Here are some of my tips on how to stop overthinking in love.
• Commit to having a great life and great love and then surrender and let go. Let the universe be your matchmaker.
• Stay in the high energy field of hope and love and know the truth that this frequency and law of attraction will find its match.
• Focus on your life purpose and what brings you joy and take your attention off of relationships and your need for another to fill your life. Live free in your own happiness and let go of worrying about who sits beside you.
• Be happy and live. Be in the present moment and be grateful. If the relationship is not working out, move on.
• Know what you want. Make your list and become your own list.
Base Your Thoughts And Feelings On Evidence
Kathy Nickerson, Licensed Clinical Psychologist and Relationship Expert
Typically, overthinking is associated with anxiety or worry.
People who are anxious about their relationship, because it is new, or something’s gone sideways, or they think this might be the one, are prone to spending a lot of time obsessing about the direction of the relationship.
It’s normal and healthy to be thinking about your relationship, but it’s important to be mindful of how much time you’re spending thinking about it.
If it’s all you think about, that’s not ideal. And if you’re spending the bulk of your time thinking about what could happen, or what something might have meant, or what you should have done, then it’s time to make some changes.
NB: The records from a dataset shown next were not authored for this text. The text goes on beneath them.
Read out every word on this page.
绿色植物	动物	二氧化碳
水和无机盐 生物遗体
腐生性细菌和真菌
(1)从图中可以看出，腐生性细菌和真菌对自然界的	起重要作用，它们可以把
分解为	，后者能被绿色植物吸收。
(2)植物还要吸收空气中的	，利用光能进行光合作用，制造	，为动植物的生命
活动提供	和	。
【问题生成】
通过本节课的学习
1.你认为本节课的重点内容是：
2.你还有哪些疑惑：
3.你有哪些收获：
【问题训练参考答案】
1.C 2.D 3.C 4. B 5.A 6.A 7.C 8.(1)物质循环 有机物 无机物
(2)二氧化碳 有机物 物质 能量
Firstly, base your thoughts and feelings on evidence, not hunches or fears. Don’t get yourself tied in a knot because you read a post on a sub-forum that guys don’t really like girls who do XYZ. Look for evidence from your unique situation – what did he/she actually say? What evidence is there that your thought is true? What evidence is there that it’s not true? Always follow the evidence.
Secondly, have confidence in yourself. Believe that you are a great catch and that if your person is really the right one for you, she will agree and there’s nothing special you need to do. When in doubt, be your best self and trust that others will recognize that.
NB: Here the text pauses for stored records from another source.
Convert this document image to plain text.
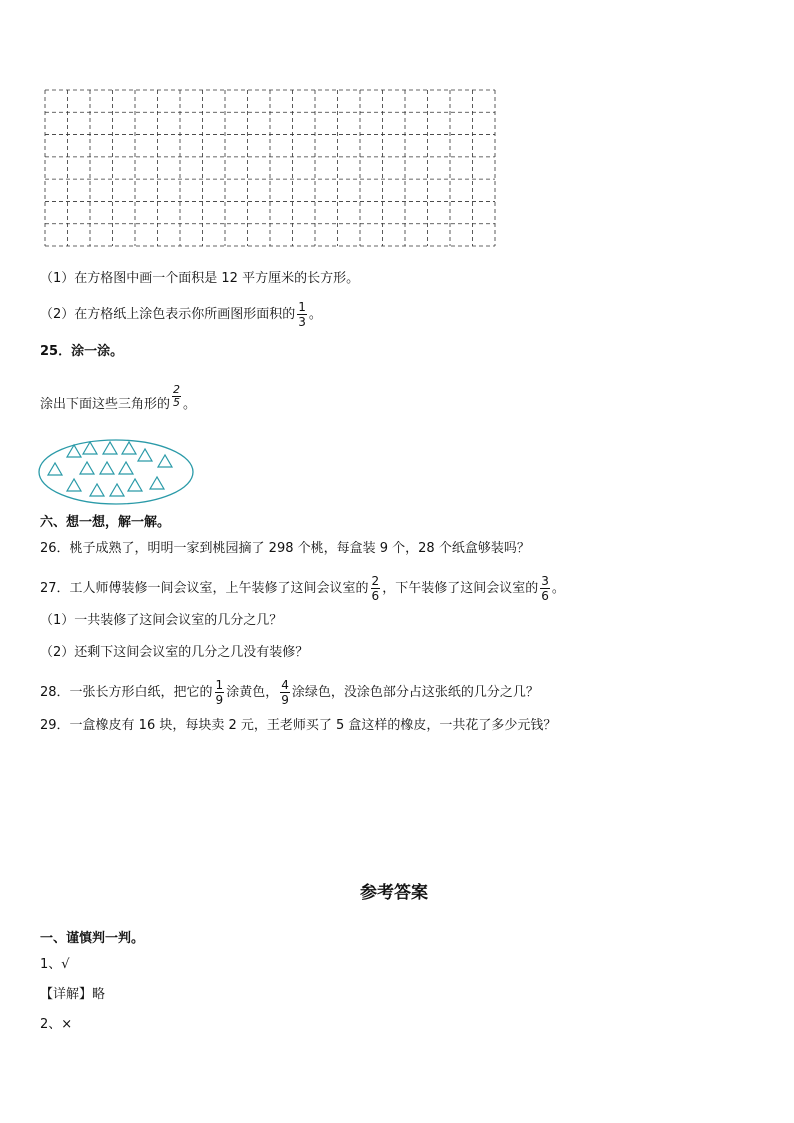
（1）在方格图中画一个面积是 12 平方厘米的长方形。
（2）在方格纸上涂色表示你所画图形面积的 $\frac{1}{3}$ 。
25．涂一涂。
涂出下面这些三角形的 $\frac{2}{5}$ 。
六、想一想，解一解。
26．桃子成熟了，明明一家到桃园摘了 298 个桃，每盒装 9 个，28 个纸盒够装吗？
27．工人师傅装修一间会议室，上午装修了这间会议室的 $\frac{2}{6}$ ，下午装修了这间会议室的 $\frac{3}{6}$ 。
（1）一共装修了这间会议室的几分之几？
（2）还剩下这间会议室的几分之几没有装修？
28．一张长方形白纸，把它的 $\frac{1}{9}$ 涂黄色， $\frac{4}{9}$ 涂绿色，没涂色部分占这张纸的几分之几？
29．一盒橡皮有 16 块，每块卖 2 元，王老师买了 5 盒这样的橡皮，一共花了多少元钱？
参考答案
一、谨慎判一判。
1、√
【详解】略
2、×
It is important not to chase people; the right people will show up and stay in your life.
Thirdly, if you really suspect that you’ve screwed up somehow, apologize. A sincere apology that conveys empathy and promises change will go a long way.
It’s impossible to be perfect in a relationship. Much better to assume we all make mistakes and just apologize when you think you’re in the wrong.
Be Patient With Yourself
Joel Thielke, Certified Hypnotherapist and Life Coach
It’s normal to overthink from time to time, we all do it. But if you’re constantly over-analyzing your relationship, it’s going to take its toll on you and your partner.
Luckily there are a few great ways to stop what I call ‘The Spin’.
One tip I always tell people is to slow down. Savor the relationship. Be present with your partner. If your brain starts to take off on that spin, take a deep breath, connect to yourself, and then connect to your partner if he or she is around. But staying grounded and connected to yourself and your breathing is key.
Be patient with yourself. If you’ve been overthinking a relationship for a while, it might take some time to break the habit. If you feel the need to spin, it’s OK to allow yourself a set amount of time to do it.
Set a timer for 10 minutes and give yourself space, and when the time is up, remind yourself that you’re setting healthy boundaries and that you can have time to spin tomorrow. You’ll find yourself needing that block of time less and less.
You can have emotions without ‘being’ them. A lot of times we overthink because we get caught up in strong emotions.
When that happens, try to look at the logical side of the situation. So instead of thinking “my partner never spends time with me any more”, think about what’s actually occupying their time.
Are they working on a project for work or school? Has their boss been keeping them late? Chances are, there’s a logical explanation that will diffuse your worrying.